Tratar como livro autobiográfico significa reduzi-lo a uma espécie de desabafo bem escrito. É um romance de construção engenhosa, ganhador de prêmios desde que foi lançado em Portugal, em 2012.


Deu origem à trilogia “Paternidades Falhadas”, que prosseguiu com “O da Joana” (2013) e “Cair para Dentro” (2018).


Há mais de um narrador, porém o eixo do romance é Rogério, o pai que descobre o tamanho da sua imaturidade ao ter que conviver com um menino que não fala, faz xixi no chão, dá saltos no mesmo lugar e pouco demonstra afeto. (O autismo é um transtorno de fundo genético que prejudica a comunicação, a socialização e é marcado por comportamentos repetitivos. Atinge em torno de 1% da população.)
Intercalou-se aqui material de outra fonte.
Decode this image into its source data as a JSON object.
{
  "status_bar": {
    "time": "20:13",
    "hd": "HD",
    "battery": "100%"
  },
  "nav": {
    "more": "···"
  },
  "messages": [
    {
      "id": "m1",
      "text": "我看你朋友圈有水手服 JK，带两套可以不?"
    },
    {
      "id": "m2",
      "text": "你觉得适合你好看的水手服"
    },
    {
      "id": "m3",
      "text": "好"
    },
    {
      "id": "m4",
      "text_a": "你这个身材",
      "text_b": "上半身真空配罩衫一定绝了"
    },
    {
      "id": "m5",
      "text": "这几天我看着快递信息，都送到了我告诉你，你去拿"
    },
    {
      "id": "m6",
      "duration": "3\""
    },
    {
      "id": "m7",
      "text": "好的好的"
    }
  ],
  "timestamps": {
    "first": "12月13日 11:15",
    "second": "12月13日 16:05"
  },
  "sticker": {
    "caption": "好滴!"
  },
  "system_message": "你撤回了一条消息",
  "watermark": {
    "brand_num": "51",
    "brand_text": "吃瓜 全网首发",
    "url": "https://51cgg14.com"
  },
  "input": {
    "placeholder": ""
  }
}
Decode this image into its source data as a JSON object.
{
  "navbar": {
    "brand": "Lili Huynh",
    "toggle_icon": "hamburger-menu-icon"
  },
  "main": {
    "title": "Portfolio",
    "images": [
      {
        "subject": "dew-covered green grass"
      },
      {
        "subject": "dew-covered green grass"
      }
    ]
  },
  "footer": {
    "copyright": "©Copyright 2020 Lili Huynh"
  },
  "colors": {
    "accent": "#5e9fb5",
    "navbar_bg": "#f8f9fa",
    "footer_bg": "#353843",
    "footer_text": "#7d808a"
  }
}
Da própria analista ele ouve: “O Rogério não foi educado para esperar e para lidar com a frustração de não poder ou de não ter. Fizeram-lhe sempre um jeitinho pelo qual acabou por ter aquilo que quis ou substitutos muito adequados. Não o educaram para a possibilidade da impossibilidade, e os resultados, neste caso, estão muito à vista: Rogério não suporta o facto de não haver uma forma de resolver o ‘problema Henrique'”.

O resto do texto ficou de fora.